Pastoral and industrialized scenery are seeded throughout my work as I explore the folkloric draw of home cooking and traditional craft processes as well as the excess of mass production. My work examines the need to make things with and of my body in order to be worthy of existing. This role of selfless giver or vessel, traditionally prescribed to women, becomes nearly cannibalistic when entwining the body with food preparation and other domestic rituals. I use the body as a material, often capitalizing on its heat, motions, and secretions. I’m interested in making products and processes that join this existing market, where bodies, especially women’s, are required to become both consumers and objects for consumption.
Maintaining a sourdough starter is a symbiotic process, as care is provided in exchange for sustenance. “The Nomadic Bread Belt” positions a sourdough mixture close to the carrier, allowing their body heat to create a comfortable environment for the starter and the dough as it proofs. The piece is an aid to yeast foraging, as the mixture of flour and water captures wild, ambient yeast from the air and the wearer’s own body. In the end, a site specific loaf of bread is produced that reflects both the identity of the carrier and the environment in which it was produced.
In the piece, “Soup Shoes”, the maker’s feet become an essential ingredient in the recipe. The cook must sit by the pot of hot water while wearing the bouillon foot apparel and kicking her feet back and forth.
ABOUT THE ARTIST
Christina Dietz is a graduate of the Pennsylvania State University, where she received a BA in psychology and a BFA in Sculpture. With sculpture, video and performance, she manipulates familiar objects and processes that are often associated with food production and domestic rituals. Dietz uses food as a metaphor to analyze power dynamics and societal roles.

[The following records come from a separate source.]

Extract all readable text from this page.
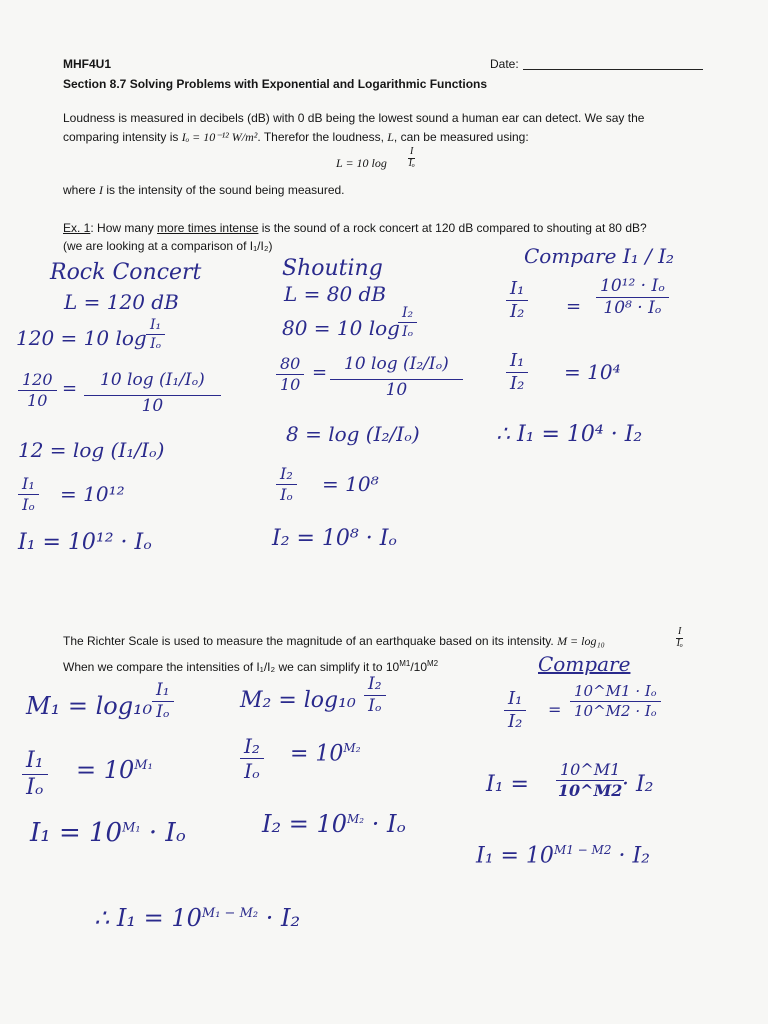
MHF4U1	Date:
Section 8.7 Solving Problems with Exponential and Logarithmic Functions
Loudness is measured in decibels (dB) with 0 dB being the lowest sound a human ear can detect. We say the
comparing intensity is Iₒ = 10⁻¹² W/m². Therefor the loudness, L, can be measured using:
L = 10 $\log \frac{I}{\text{Iₒ}}$
where I is the intensity of the sound being measured.
Ex. 1: How many more times intense is the sound of a rock concert at 120 dB compared to shouting at 80 dB?
(we are looking at a comparison of I₁/I₂)
Rock Concert
L = 120 dB
120 = 10 $\log \frac{\text{I₁}}{\text{Iₒ}}$
$\frac{120}{10} = \frac{\text{10 log (I₁/Iₒ)}}{10}$
12 = log (I₁/Iₒ)
$\frac{\text{I₁}}{\text{Iₒ}} = 10^{12}$
I₁ = 10¹² · Iₒ
Shouting
L = 80 dB
80 = 10 log
$\frac{\text{I₂}}{\text{Iₒ}}$
$\frac{80}{10} = \frac{\text{10 log (I₂/Iₒ)}}{10}$
8 = log (I₂/Iₒ)
$\frac{\text{I₂}}{\text{Iₒ}} = 10^8$
I₂ = 10⁸ · Iₒ
Compare I₁ / I₂
$\frac{\text{I₁}}{\text{I₂}} = \frac{\text{10¹² · Iₒ}}{\text{10⁸ · Iₒ}}$
$\frac{\text{I₁}}{\text{I₂}} = 10^4$
∴ I₁ = 10⁴ · I₂
The Richter Scale is used to measure the magnitude of an earthquake based on its intensity. M = log₁₀	$\frac{I}{\text{Iₒ}}$
When we compare the intensities of I₁/I₂ we can simplify it to $10^{M1}/10^{M2}$
$M_1 = \log_{10} \frac{\text{I₁}}{\text{Iₒ}}$	$M_2 = \log_{10} \frac{\text{I₂}}{\text{Iₒ}}$
$\frac{\text{I₁}}{\text{Iₒ}} = 10^{M_1}$	$\frac{\text{I₂}}{\text{Iₒ}} = 10^{M_2}$
$I_1 = 10^{M_1} \cdot I_o$	$I_2 = 10^{M_2} \cdot I_o$
∴ $I_1 = 10^{M_1 - M_2} \cdot I_2$
Compare
$\frac{\text{I₁}}{\text{I₂}} = \frac{\text{10\textasciicircum{}M1 · Iₒ}}{\text{10\textasciicircum{}M2 · Iₒ}}$
$I_1 = \frac{10\^{}M1}{10\^{}M2}$
· I₂
$I_1 = 10^{M1 - M2} \cdot I_2$
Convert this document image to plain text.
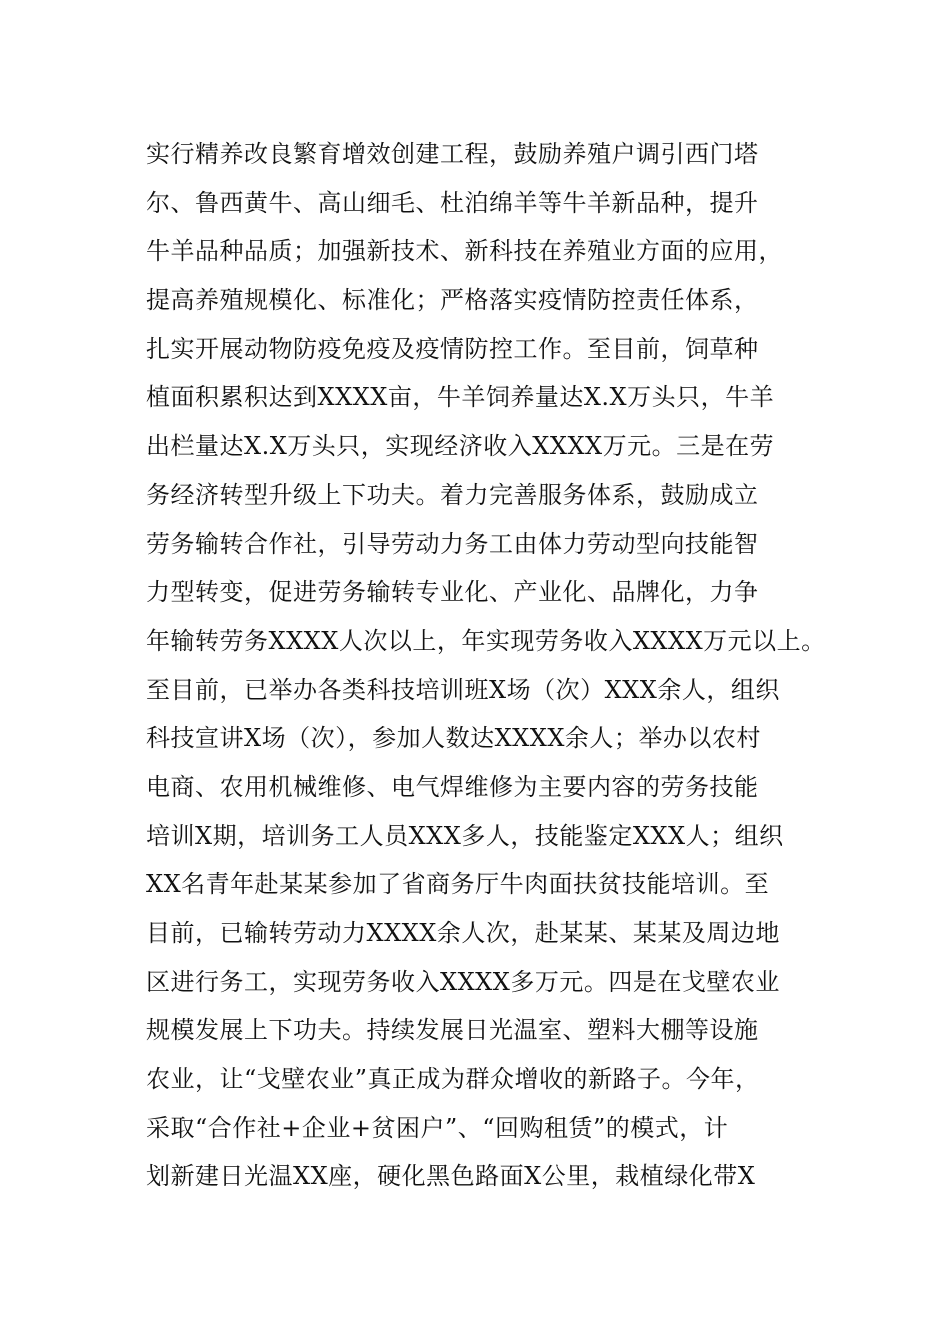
实行精养改良繁育增效创建工程，鼓励养殖户调引西门塔
尔、鲁西黄牛、高山细毛、杜泊绵羊等牛羊新品种，提升
牛羊品种品质；加强新技术、新科技在养殖业方面的应用，
提高养殖规模化、标准化；严格落实疫情防控责任体系，
扎实开展动物防疫免疫及疫情防控工作。至目前，饲草种
植面积累积达到XXXX亩，牛羊饲养量达X.X万头只，牛羊
出栏量达X.X万头只，实现经济收入XXXX万元。三是在劳
务经济转型升级上下功夫。着力完善服务体系，鼓励成立
劳务输转合作社，引导劳动力务工由体力劳动型向技能智
力型转变，促进劳务输转专业化、产业化、品牌化，力争
年输转劳务XXXX人次以上，年实现劳务收入XXXX万元以上。
至目前，已举办各类科技培训班X场（次）XXX余人，组织
科技宣讲X场（次），参加人数达XXXX余人；举办以农村
电商、农用机械维修、电气焊维修为主要内容的劳务技能
培训X期，培训务工人员XXX多人，技能鉴定XXX人；组织
XX名青年赴某某参加了省商务厅牛肉面扶贫技能培训。至
目前，已输转劳动力XXXX余人次，赴某某、某某及周边地
区进行务工，实现劳务收入XXXX多万元。四是在戈壁农业
规模发展上下功夫。持续发展日光温室、塑料大棚等设施
农业，让“戈壁农业”真正成为群众增收的新路子。今年，
采取“合作社+企业+贫困户”、“回购租赁”的模式，计
划新建日光温XX座，硬化黑色路面X公里，栽植绿化带X
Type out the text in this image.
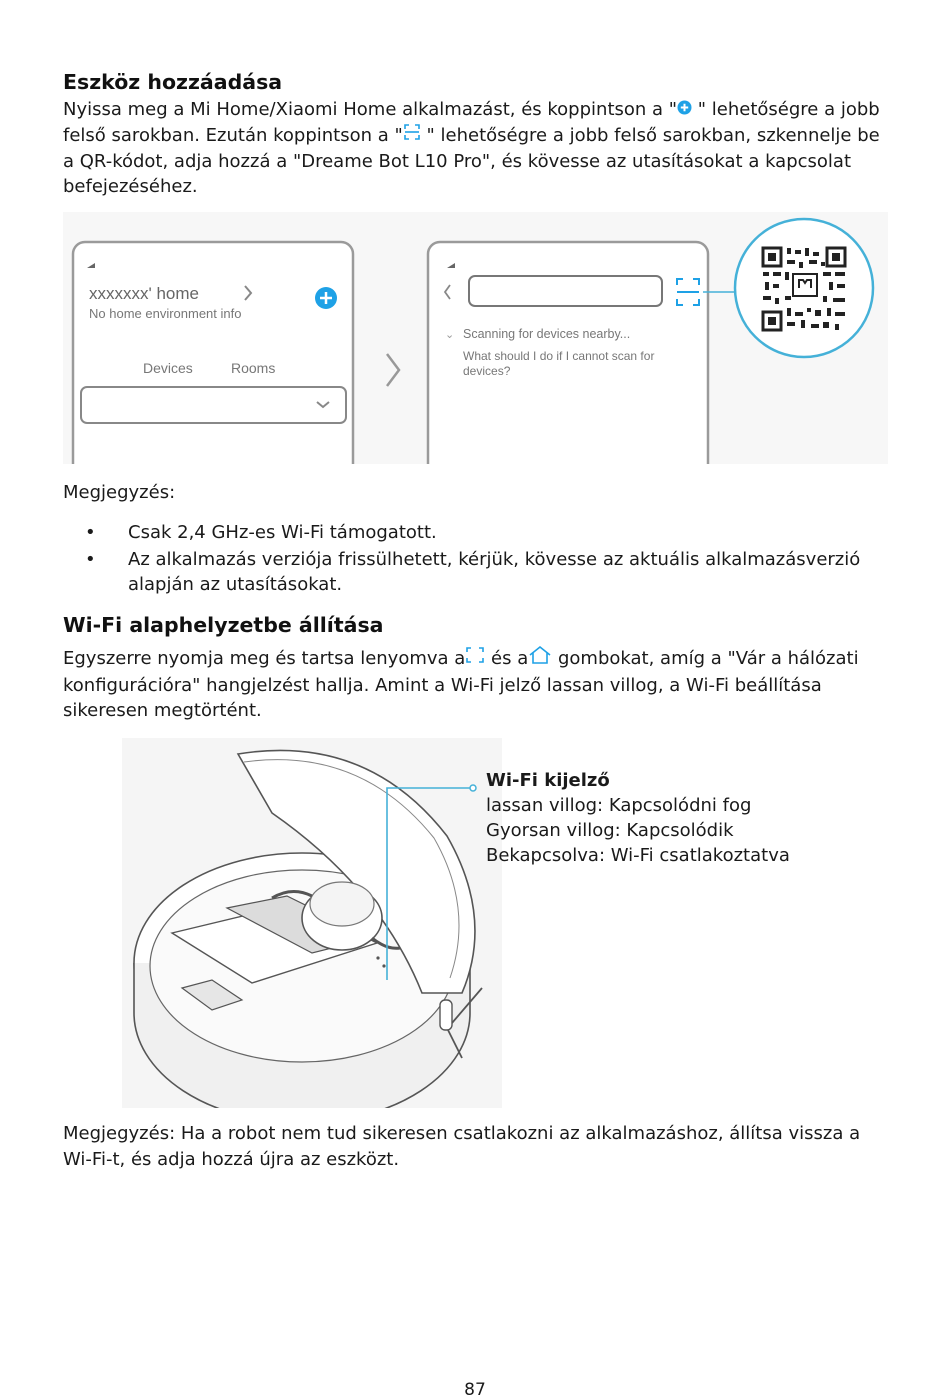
Eszköz hozzáadása

Nyissa meg a Mi Home/Xiaomi Home alkalmazást, és koppintson a " " lehetőségre a jobb felső sarokban. Ezután koppintson a " " lehetőségre a jobb felső sarokban, szkennelje be a QR-kódot, adja hozzá a "Dreame Bot L10 Pro", és kövesse az utasításokat a kapcsolat befejezéséhez.

xxxxxxx' home
No home environment info
Devices	Rooms
⌄ Scanning for devices nearby...
What should I do if I cannot scan for
devices?

Megjegyzés:

• Csak 2,4 GHz-es Wi-Fi támogatott.
• Az alkalmazás verziója frissülhetett, kérjük, kövesse az aktuális alkalmazásverzió alapján az utasításokat.
Wi-Fi alaphelyzetbe állítása

Egyszerre nyomja meg és tartsa lenyomva a és a gombokat, amíg a "Vár a hálózati konfigurációra" hangjelzést hallja. Amint a Wi-Fi jelző lassan villog, a Wi-Fi beállítása sikeresen megtörtént.

Wi-Fi kijelző
lassan villog: Kapcsolódni fog
Gyorsan villog: Kapcsolódik
Bekapcsolva: Wi-Fi csatlakoztatva

Megjegyzés: Ha a robot nem tud sikeresen csatlakozni az alkalmazáshoz, állítsa vissza a Wi-Fi-t, és adja hozzá újra az eszközt.

87
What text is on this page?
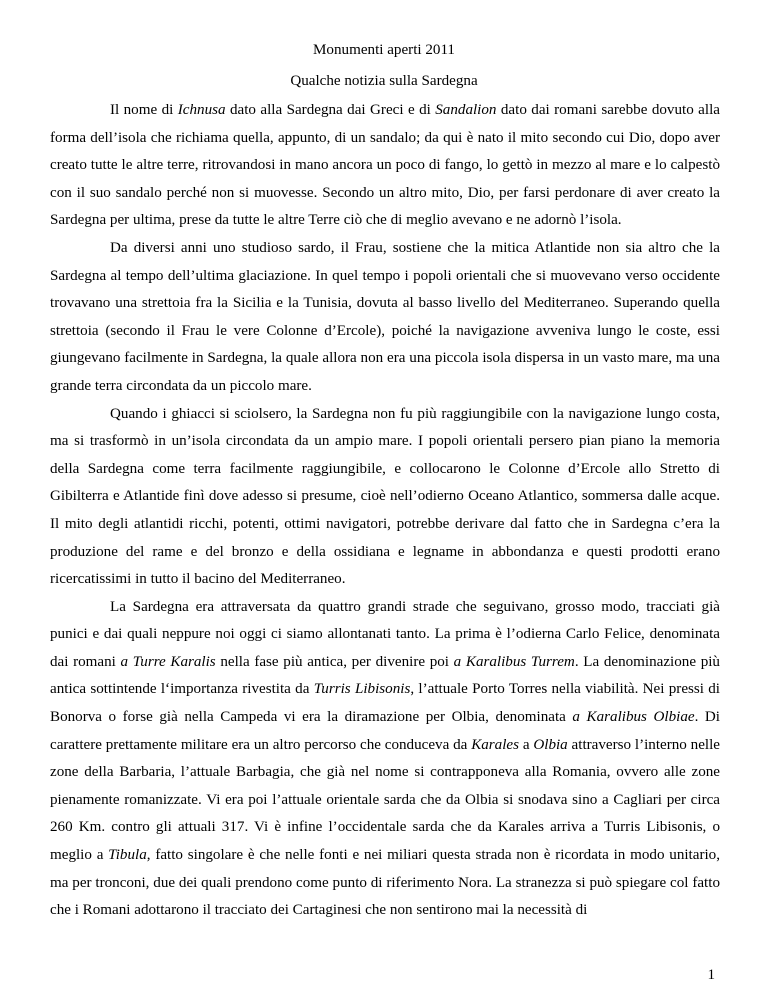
Monumenti aperti 2011
Qualche notizia sulla Sardegna

Il nome di Ichnusa dato alla Sardegna dai Greci e di Sandalion dato dai romani sarebbe dovuto alla forma dell’isola che richiama quella, appunto, di un sandalo; da qui è nato il mito secondo cui Dio, dopo aver creato tutte le altre terre, ritrovandosi in mano ancora un poco di fango, lo gettò in mezzo al mare e lo calpestò con il suo sandalo perché non si muovesse. Secondo un altro mito, Dio, per farsi perdonare di aver creato la Sardegna per ultima, prese da tutte le altre Terre ciò che di meglio avevano e ne adornò l’isola.

Da diversi anni uno studioso sardo, il Frau, sostiene che la mitica Atlantide non sia altro che la Sardegna al tempo dell’ultima glaciazione. In quel tempo i popoli orientali che si muovevano verso occidente trovavano una strettoia fra la Sicilia e la Tunisia, dovuta al basso livello del Mediterraneo. Superando quella strettoia (secondo il Frau le vere Colonne d’Ercole), poiché la navigazione avveniva lungo le coste, essi giungevano facilmente in Sardegna, la quale allora non era una piccola isola dispersa in un vasto mare, ma una grande terra circondata da un piccolo mare.

Quando i ghiacci si sciolsero, la Sardegna non fu più raggiungibile con la navigazione lungo costa, ma si trasformò in un’isola circondata da un ampio mare. I popoli orientali persero pian piano la memoria della Sardegna come terra facilmente raggiungibile, e collocarono le Colonne d’Ercole allo Stretto di Gibilterra e Atlantide finì dove adesso si presume, cioè nell’odierno Oceano Atlantico, sommersa dalle acque. Il mito degli atlantidi ricchi, potenti, ottimi navigatori, potrebbe derivare dal fatto che in Sardegna c’era la produzione del rame e del bronzo e della ossidiana e legname in abbondanza e questi prodotti erano ricercatissimi in tutto il bacino del Mediterraneo.

La Sardegna era attraversata da quattro grandi strade che seguivano, grosso modo, tracciati già punici e dai quali neppure noi oggi ci siamo allontanati tanto. La prima è l’odierna Carlo Felice, denominata dai romani a Turre Karalis nella fase più antica, per divenire poi a Karalibus Turrem. La denominazione più antica sottintende l‘importanza rivestita da Turris Libisonis, l’attuale Porto Torres nella viabilità. Nei pressi di Bonorva o forse già nella Campeda vi era la diramazione per Olbia, denominata a Karalibus Olbiae. Di carattere prettamente militare era un altro percorso che conduceva da Karales a Olbia attraverso l’interno nelle zone della Barbaria, l’attuale Barbagia, che già nel nome si contrapponeva alla Romania, ovvero alle zone pienamente romanizzate. Vi era poi l’attuale orientale sarda che da Olbia si snodava sino a Cagliari per circa 260 Km. contro gli attuali 317. Vi è infine l’occidentale sarda che da Karales arriva a Turris Libisonis, o meglio a Tibula, fatto singolare è che nelle fonti e nei miliari questa strada non è ricordata in modo unitario, ma per tronconi, due dei quali prendono come punto di riferimento Nora. La stranezza si può spiegare col fatto che i Romani adottarono il tracciato dei Cartaginesi che non sentirono mai la necessità di

1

At Penn State, Dietz received the Apes Valentes Undergraduate Research Award. This funding allowed her to conduct a project that involved a local farm, beekeepers, actors, a videographer, and the department of entomology. The final 5’x 4’ x 9’ Bee House was installed on campus and contained a video and two live honey bee colonies.
After graduation, she received the Windgate fellowship which enabled her to investigate traditional craft processes and how they intersect with rituals of the body. Dietz participated in a variety of international workshops including traditional leather shoemaking in London and joss stick making in Malaysia.
Dietz is the co-founder of Gxrl on Grill, a collaborative that focuses on food, feminism, and the body. Gxrl on Grill curated a series of events in Brooklyn that featured video and performance artists who use food in their work.
Most recently, Dietz was an artist in residence The Meet Factory, Prague in the Food Studio program. While there, she hosted collaborative sauerkraut making and pickling workshops where participants reflected on thoughts and actions that sustained them through the past year of lockdowns and isolation. She was exploring the idea of a collective exhale which frames both the action of sighing and the process of fermentation as methods of resilience.
Dietz currently teaches 3rd grade woodworking and is the afterschool and auxiliary program coordinator at a private k-8 school in New Jersey.